Sebagai pemimpin revolusi, Imam Ayatullah Khomeini tidak hanya memiliki karisma kuat. Buat teman-teman dekatnya, dia dikenal pria langsing tapi atletis. Satu ciri yang tidak bisa dihilangkan adalah soal tepat waktu.
Menurut salah satu anak perempuannya, hidup Khomeini sangat teratur. Sampai-sampai jika dia tidak muncul saat tiba waktu makan, maka semua orang sangat cemas. Dia melakukan semua kebiasaan tepat waktu, baik makan, tidur, bangun, mandi, dan hal lainnya. Selain itu, pemimpin Revolusi Iran itu juga terbiasa teratur saat mengerjakan tugas-tugasnya.
Tidak hanya para kerabat kagum akan kebiasaan Khomeini. Sesama ulama pun angkat topi saat berbicara tentang kepribadian dia. Menurut Syekh ahmad Deedat, ulama Sunni asal Afrika Selatan, pemimpin Garda Revolusi Islam Iran itu adalah sosok berwibawa dan berilmu tinggi. "Saya suatu saat melihat dia memberikan ceramah sekitar setengah jam. Selama itu, semua bahan pembicaraannya berasal dari Al-Qur'an. Buat saya, dia seperti Al-Qur'an berjalan," kata Ahmad Deedat dikutip dari situs www.wikipedia.com.
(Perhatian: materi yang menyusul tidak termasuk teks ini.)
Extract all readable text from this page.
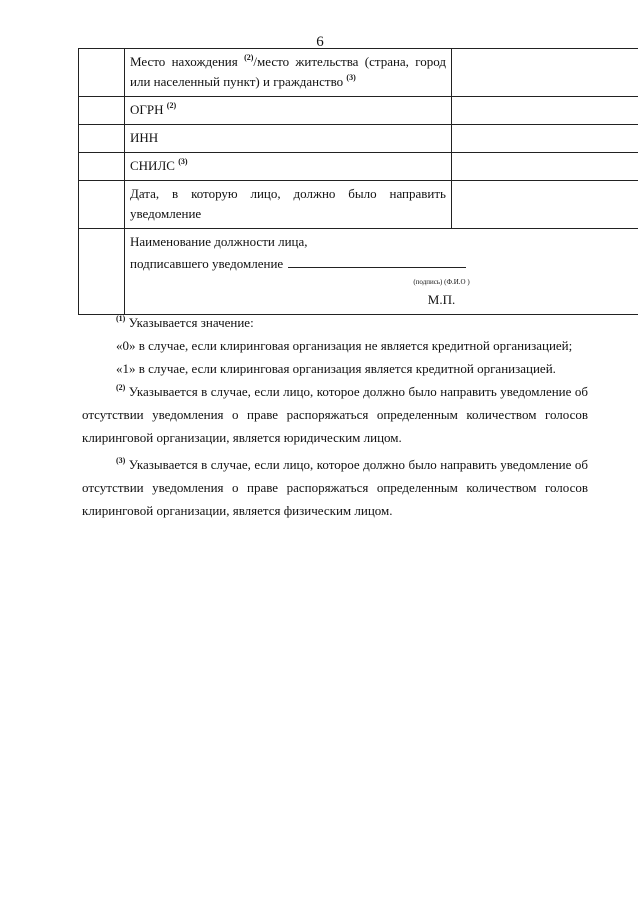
6

	Место нахождения $^{(2)}$/место жительства (страна, город
или населенный пункт) и гражданство $^{(3)}$	
	ОГРН $^{(2)}$	
	ИНН	
	СНИЛС $^{(3)}$	

	Дата, в которую лицо, должно было направить
уведомление	

	Наименование должности лица,
подписавшего уведомление
(подпись) (Ф.И.О )
М.П.	

$^{(1)}$ Указывается значение:

«0» в случае, если клиринговая организация не является кредитной организацией;

«1» в случае, если клиринговая организация является кредитной организацией.

$^{(2)}$ Указывается в случае, если лицо, которое должно было направить уведомление об отсутствии уведомления о праве распоряжаться определенным количеством голосов клиринговой организации, является юридическим лицом.

$^{(3)}$ Указывается в случае, если лицо, которое должно было направить уведомление об отсутствии уведомления о праве распоряжаться определенным количеством голосов клиринговой организации, является физическим лицом.
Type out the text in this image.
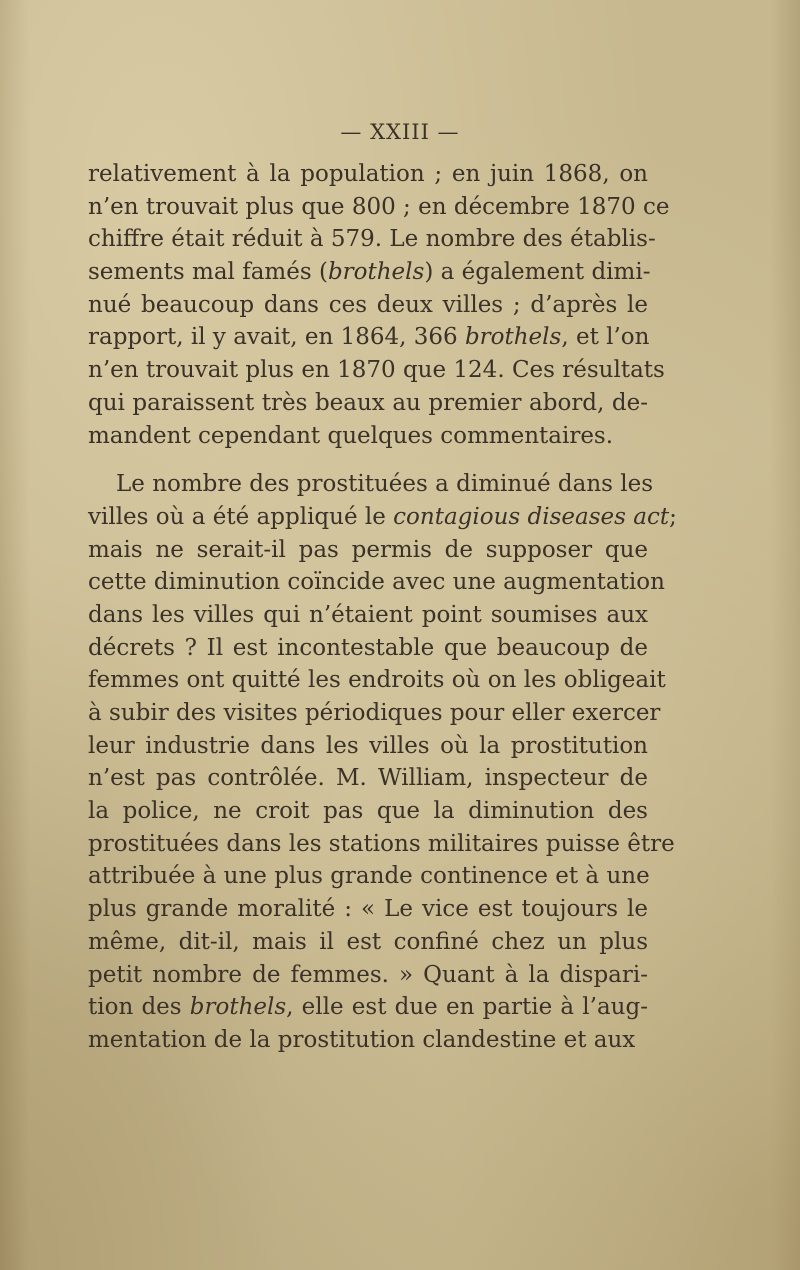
— XXIII —
relativement à la population ; en juin 1868, on
n’en trouvait plus que 800 ; en décembre 1870 ce
chiffre était réduit à 579. Le nombre des établis-
sements mal famés (brothels) a également dimi-
nué beaucoup dans ces deux villes ; d’après le
rapport, il y avait, en 1864, 366 brothels, et l’on
n’en trouvait plus en 1870 que 124. Ces résultats
qui paraissent très beaux au premier abord, de-
mandent cependant quelques commentaires.
Le nombre des prostituées a diminué dans les
villes où a été appliqué le contagious diseases act;
mais ne serait-il pas permis de supposer que
cette diminution coïncide avec une augmentation
dans les villes qui n’étaient point soumises aux
décrets ? Il est incontestable que beaucoup de
femmes ont quitté les endroits où on les obligeait
à subir des visites périodiques pour eller exercer
leur industrie dans les villes où la prostitution
n’est pas contrôlée. M. William, inspecteur de
la police, ne croit pas que la diminution des
prostituées dans les stations militaires puisse être
attribuée à une plus grande continence et à une
plus grande moralité : « Le vice est toujours le
même, dit-il, mais il est confiné chez un plus
petit nombre de femmes. » Quant à la dispari-
tion des brothels, elle est due en partie à l’aug-
mentation de la prostitution clandestine et aux
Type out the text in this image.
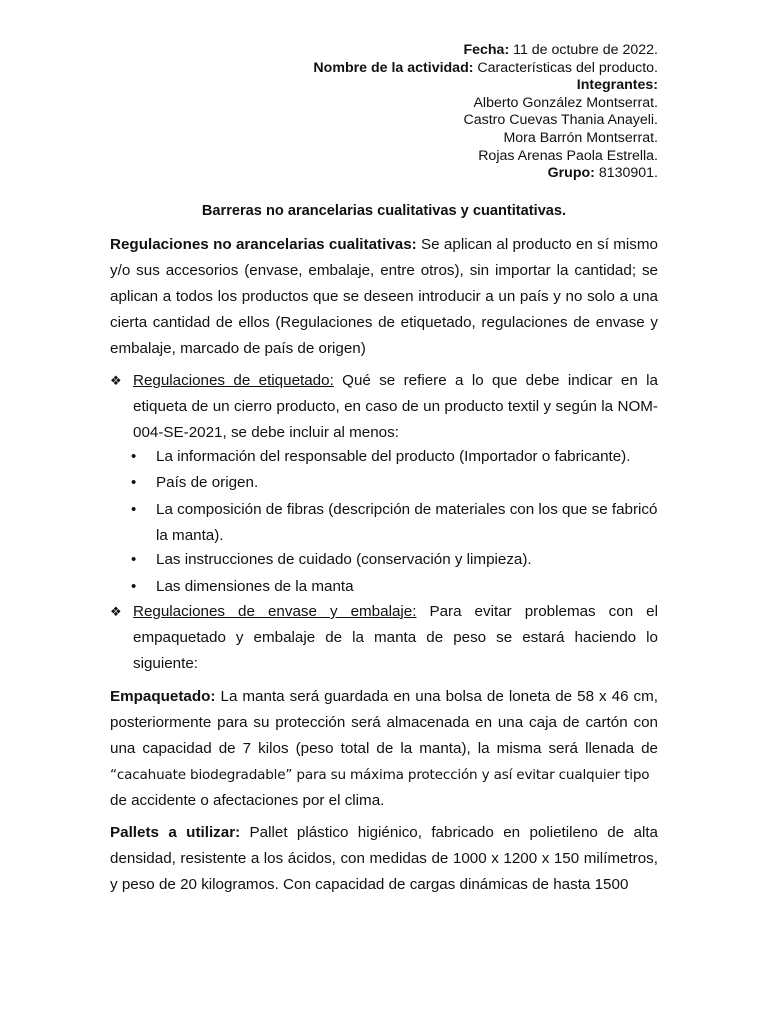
Fecha: 11 de octubre de 2022.
Nombre de la actividad: Características del producto.
Integrantes:
Alberto González Montserrat.
Castro Cuevas Thania Anayeli.
Mora Barrón Montserrat.
Rojas Arenas Paola Estrella.
Grupo: 8130901.
Barreras no arancelarias cualitativas y cuantitativas.
Regulaciones no arancelarias cualitativas: Se aplican al producto en sí mismo y/o sus accesorios (envase, embalaje, entre otros), sin importar la cantidad; se aplican a todos los productos que se deseen introducir a un país y no solo a una cierta cantidad de ellos (Regulaciones de etiquetado, regulaciones de envase y embalaje, marcado de país de origen)
❖ Regulaciones de etiquetado: Qué se refiere a lo que debe indicar en la etiqueta de un cierro producto, en caso de un producto textil y según la NOM-004-SE-2021, se debe incluir al menos:
• La información del responsable del producto (Importador o fabricante).
• País de origen.
• La composición de fibras (descripción de materiales con los que se fabricó la manta).
• Las instrucciones de cuidado (conservación y limpieza).
• Las dimensiones de la manta
❖ Regulaciones de envase y embalaje: Para evitar problemas con el empaquetado y embalaje de la manta de peso se estará haciendo lo siguiente:
Empaquetado: La manta será guardada en una bolsa de loneta de 58 x 46 cm, posteriormente para su protección será almacenada en una caja de cartón con una capacidad de 7 kilos (peso total de la manta), la misma será llenada de “cacahuate biodegradable” para su máxima protección y así evitar cualquier tipo
de accidente o afectaciones por el clima.
Pallets a utilizar: Pallet plástico higiénico, fabricado en polietileno de alta densidad, resistente a los ácidos, con medidas de 1000 x 1200 x 150 milímetros, y peso de 20 kilogramos. Con capacidad de cargas dinámicas de hasta 1500
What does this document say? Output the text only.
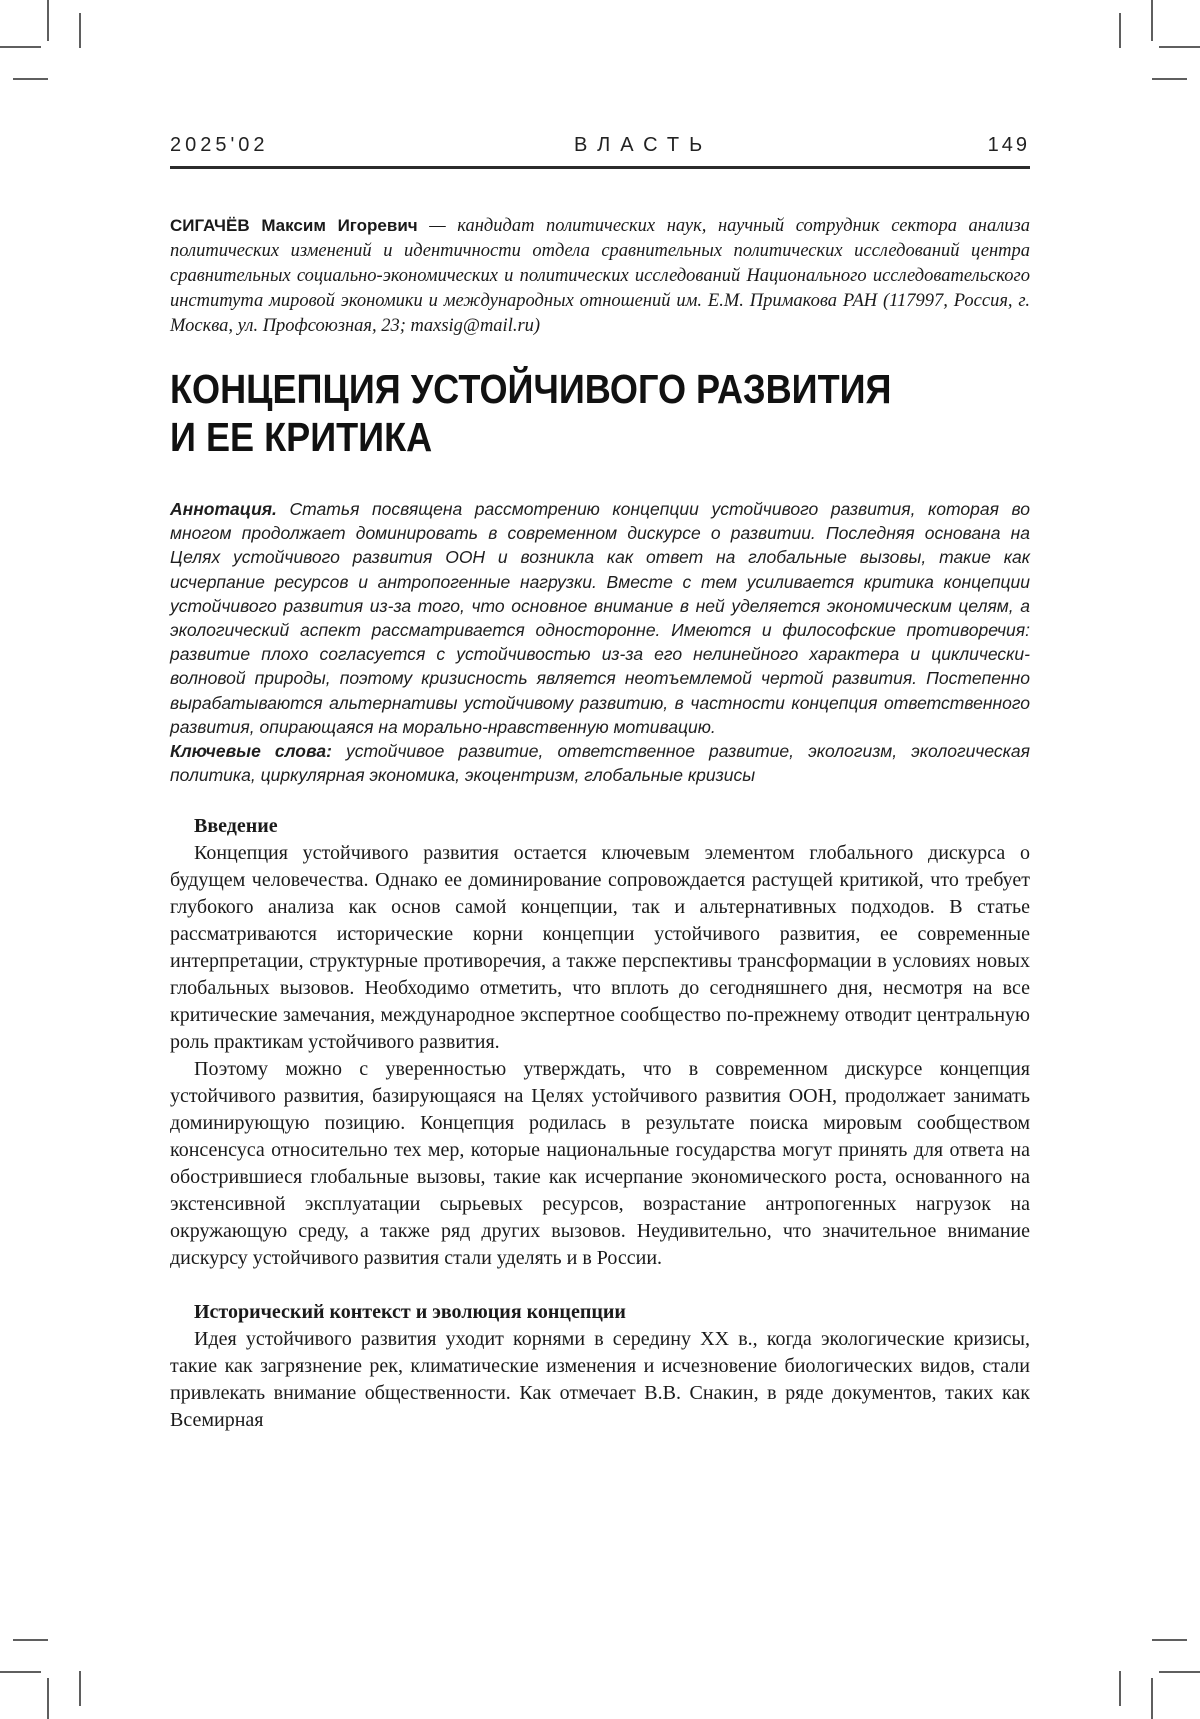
2025'02	ВЛАСТЬ	149

СИГАЧЁВ Максим Игоревич — кандидат политических наук, научный сотрудник сектора анализа политических изменений и идентичности отдела сравнительных политических исследований центра сравнительных социально-экономических и политических исследований Национального исследовательского института мировой экономики и международных отношений им. Е.М. Примакова РАН (117997, Россия, г. Москва, ул. Профсоюзная, 23; maxsig@mail.ru)

КОНЦЕПЦИЯ УСТОЙЧИВОГО РАЗВИТИЯ
И ЕЕ КРИТИКА

Аннотация. Статья посвящена рассмотрению концепции устойчивого развития, которая во многом продолжает доминировать в современном дискурсе о развитии. Последняя основана на Целях устойчивого развития ООН и возникла как ответ на глобальные вызовы, такие как исчерпание ресурсов и антропогенные нагрузки. Вместе с тем усиливается критика концепции устойчивого развития из-за того, что основное внимание в ней уделяется экономическим целям, а экологический аспект рассматривается односторонне. Имеются и философские противоречия: развитие плохо согласуется с устойчивостью из-за его нелинейного характера и циклически-волновой природы, поэтому кризисность является неотъемлемой чертой развития. Постепенно вырабатываются альтернативы устойчивому развитию, в частности концепция ответственного развития, опирающаяся на морально-нравственную мотивацию.

Ключевые слова: устойчивое развитие, ответственное развитие, экологизм, экологическая политика, циркулярная экономика, экоцентризм, глобальные кризисы

Введение

Концепция устойчивого развития остается ключевым элементом глобального дискурса о будущем человечества. Однако ее доминирование сопровождается растущей критикой, что требует глубокого анализа как основ самой концепции, так и альтернативных подходов. В статье рассматриваются исторические корни концепции устойчивого развития, ее современные интерпретации, структурные противоречия, а также перспективы трансформации в условиях новых глобальных вызовов. Необходимо отметить, что вплоть до сегодняшнего дня, несмотря на все критические замечания, международное экспертное сообщество по-прежнему отводит центральную роль практикам устойчивого развития.

Поэтому можно с уверенностью утверждать, что в современном дискурсе концепция устойчивого развития, базирующаяся на Целях устойчивого развития ООН, продолжает занимать доминирующую позицию. Концепция родилась в результате поиска мировым сообществом консенсуса относительно тех мер, которые национальные государства могут принять для ответа на обострившиеся глобальные вызовы, такие как исчерпание экономического роста, основанного на экстенсивной эксплуатации сырьевых ресурсов, возрастание антропогенных нагрузок на окружающую среду, а также ряд других вызовов. Неудивительно, что значительное внимание дискурсу устойчивого развития стали уделять и в России.

Исторический контекст и эволюция концепции

Идея устойчивого развития уходит корнями в середину XX в., когда экологические кризисы, такие как загрязнение рек, климатические изменения и исчезновение биологических видов, стали привлекать внимание общественности. Как отмечает В.В. Снакин, в ряде документов, таких как Всемирная
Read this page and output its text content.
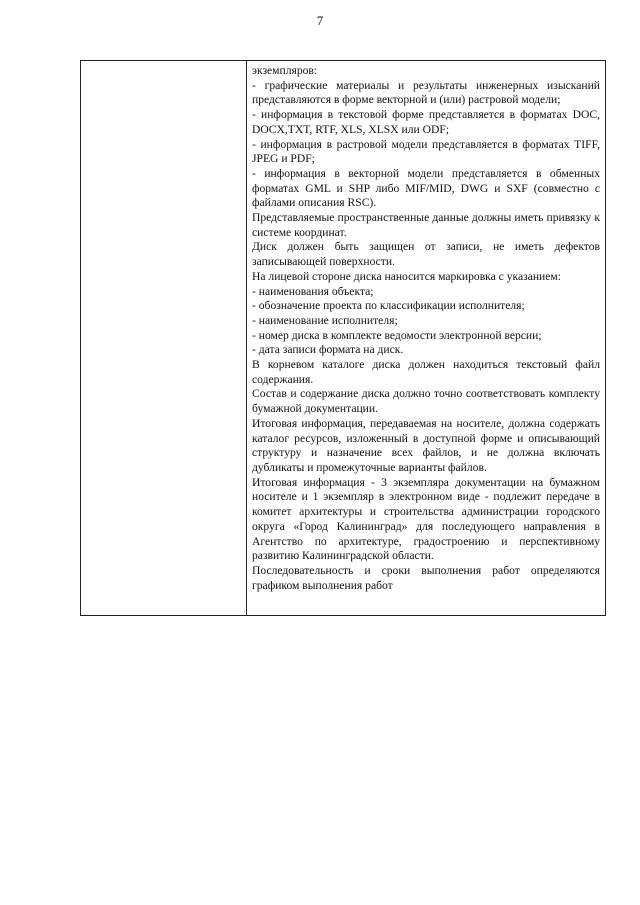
7
экземпляров:
- графические материалы и результаты инженерных изысканий представляются в форме векторной и (или) растровой модели;
- информация в текстовой форме представляется в форматах DOC, DOCX,TXT, RTF, XLS, XLSX или ODF;
- информация в растровой модели представляется в форматах TIFF, JPEG и PDF;
- информация в векторной модели представляется в обменных форматах GML и SHP либо MIF/MID, DWG и SXF (совместно с файлами описания RSC).
Представляемые пространственные данные должны иметь привязку к системе координат.
Диск должен быть защищен от записи, не иметь дефектов записывающей поверхности.
На лицевой стороне диска наносится маркировка с указанием:
- наименования объекта;
- обозначение проекта по классификации исполнителя;
- наименование исполнителя;
- номер диска в комплекте ведомости электронной версии;
- дата записи формата на диск.
В корневом каталоге диска должен находиться текстовый файл содержания.
Состав и содержание диска должно точно соответствовать комплекту бумажной документации.
Итоговая информация, передаваемая на носителе, должна содержать каталог ресурсов, изложенный в доступной форме и описывающий структуру и назначение всех файлов, и не должна включать дубликаты и промежуточные варианты файлов.
Итоговая информация - 3 экземпляра документации на бумажном носителе и 1 экземпляр в электронном виде - подлежит передаче в комитет архитектуры и строительства администрации городского округа «Город Калининград» для последующего направления в Агентство по архитектуре, градостроению и перспективному развитию Калининградской области.
Последовательность и сроки выполнения работ определяются графиком выполнения работ
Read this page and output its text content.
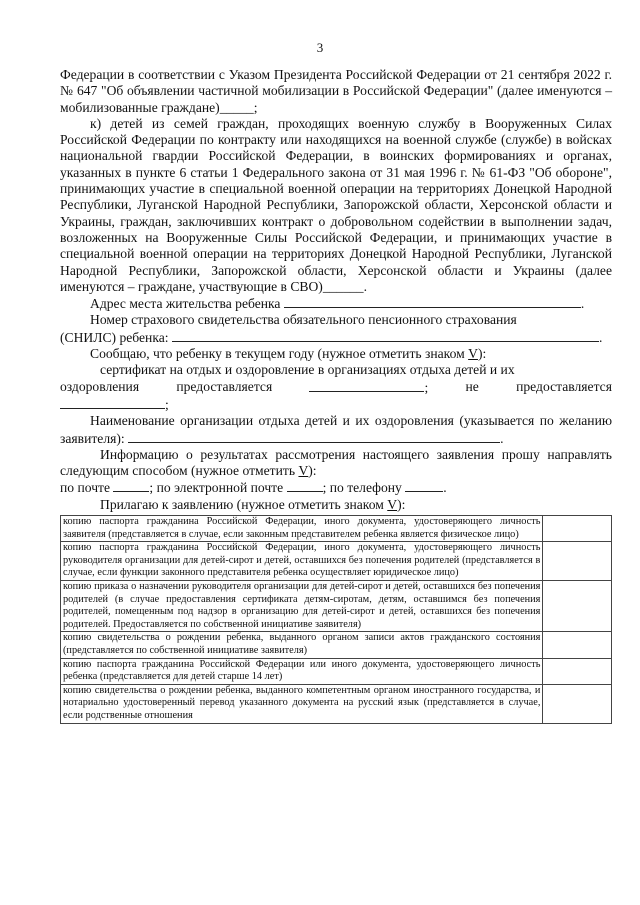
3

Федерации в соответствии с Указом Президента Российской Федерации от 21 сентября 2022 г. № 647 "Об объявлении частичной мобилизации в Российской Федерации" (далее именуются – мобилизованные граждане)_____;

к) детей из семей граждан, проходящих военную службу в Вооруженных Силах Российской Федерации по контракту или находящихся на военной службе (службе) в войсках национальной гвардии Российской Федерации, в воинских формированиях и органах, указанных в пункте 6 статьи 1 Федерального закона от 31 мая 1996 г. № 61-ФЗ "Об обороне", принимающих участие в специальной военной операции на территориях Донецкой Народной Республики, Луганской Народной Республики, Запорожской области, Херсонской области и Украины, граждан, заключивших контракт о добровольном содействии в выполнении задач, возложенных на Вооруженные Силы Российской Федерации, и принимающих участие в специальной военной операции на территориях Донецкой Народной Республики, Луганской Народной Республики, Запорожской области, Херсонской области и Украины (далее именуются – граждане, участвующие в СВО)______.

Адрес места жительства ребенка	.

Номер страхового свидетельства обязательного пенсионного страхования
(СНИЛС) ребенка:	.

Сообщаю, что ребенку в текущем году (нужное отметить знаком V):

сертификат на отдых и оздоровление в организациях отдыха детей и их

оздоровления	предоставляется	;	не	предоставляется

;

Наименование организации отдыха детей и их оздоровления (указывается по желанию заявителя):	.

Информацию о результатах рассмотрения настоящего заявления прошу направлять следующим способом (нужное отметить V):

по почте	; по электронной почте	; по телефону	.

Прилагаю к заявлению (нужное отметить знаком V):

копию паспорта гражданина Российской Федерации, иного документа, удостоверяющего личность заявителя (представляется в случае, если законным представителем ребенка является физическое лицо)	
копию паспорта гражданина Российской Федерации, иного документа, удостоверяющего личность руководителя организации для детей-сирот и детей, оставшихся без попечения родителей (представляется в случае, если функции законного представителя ребенка осуществляет юридическое лицо)	
копию приказа о назначении руководителя организации для детей-сирот и детей, оставшихся без попечения родителей (в случае предоставления сертификата детям-сиротам, детям, оставшимся без попечения родителей, помещенным под надзор в организацию для детей-сирот и детей, оставшихся без попечения родителей. Предоставляется по собственной инициативе заявителя)	
копию свидетельства о рождении ребенка, выданного органом записи актов гражданского состояния (представляется по собственной инициативе заявителя)	
копию паспорта гражданина Российской Федерации или иного документа, удостоверяющего личность ребенка (представляется для детей старше 14 лет)	
копию свидетельства о рождении ребенка, выданного компетентным органом иностранного государства, и нотариально удостоверенный перевод указанного документа на русский язык (представляется в случае, если родственные отношения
Deedat menambahkan, saat Khomeini menyampaikan ceramah sangat terasa getaran karisma yang dia miliki. Bahkan, lanjut Deedat, tiba-tiba saja air mata menetes selama mendengarkan dia. Dia mengatakan pemimpin revolusi Iran itu adalah pria tua paling tampan yang pernah dia temui.
Namun, Khomeini dikenal memiliki perangai acuh tak acuh dan tegas. Saking tegasnya sampai beberapa pihak menilai dia keras kepala. Menurut pengakuan Khomeini dia bersikap seperti itu karena terinspirasi dari kekaguman dan ketakutan orang-orang di sekitarnya.
Saat berjalan, Khomeini jarang tersenyum. Bahkan saat ceramah dia seakan mengacuhkan tatapan jamaah.
Khomeini memiliki prinsip menyentuh berbagai benda kotor atau minuman keras, darah, dan bahkan berjabat tangan kepada non-muslim hukumnya najis. Jika dia sampai memegangnya secara sengaja atau tidak, maka dia buru-buru mengambil wudhu atau mandi jika perlu. Itu adalah contoh dia sangat memegang teguh nilai-nilai Islam dalam mengatur kehidupan sehari-hari.
Satu hal lagi, Ayatullah Khomeini dilaporkan tidak mau makan atau minum di rumah makan sampai dia tahu benar pelayannya adalah muslim.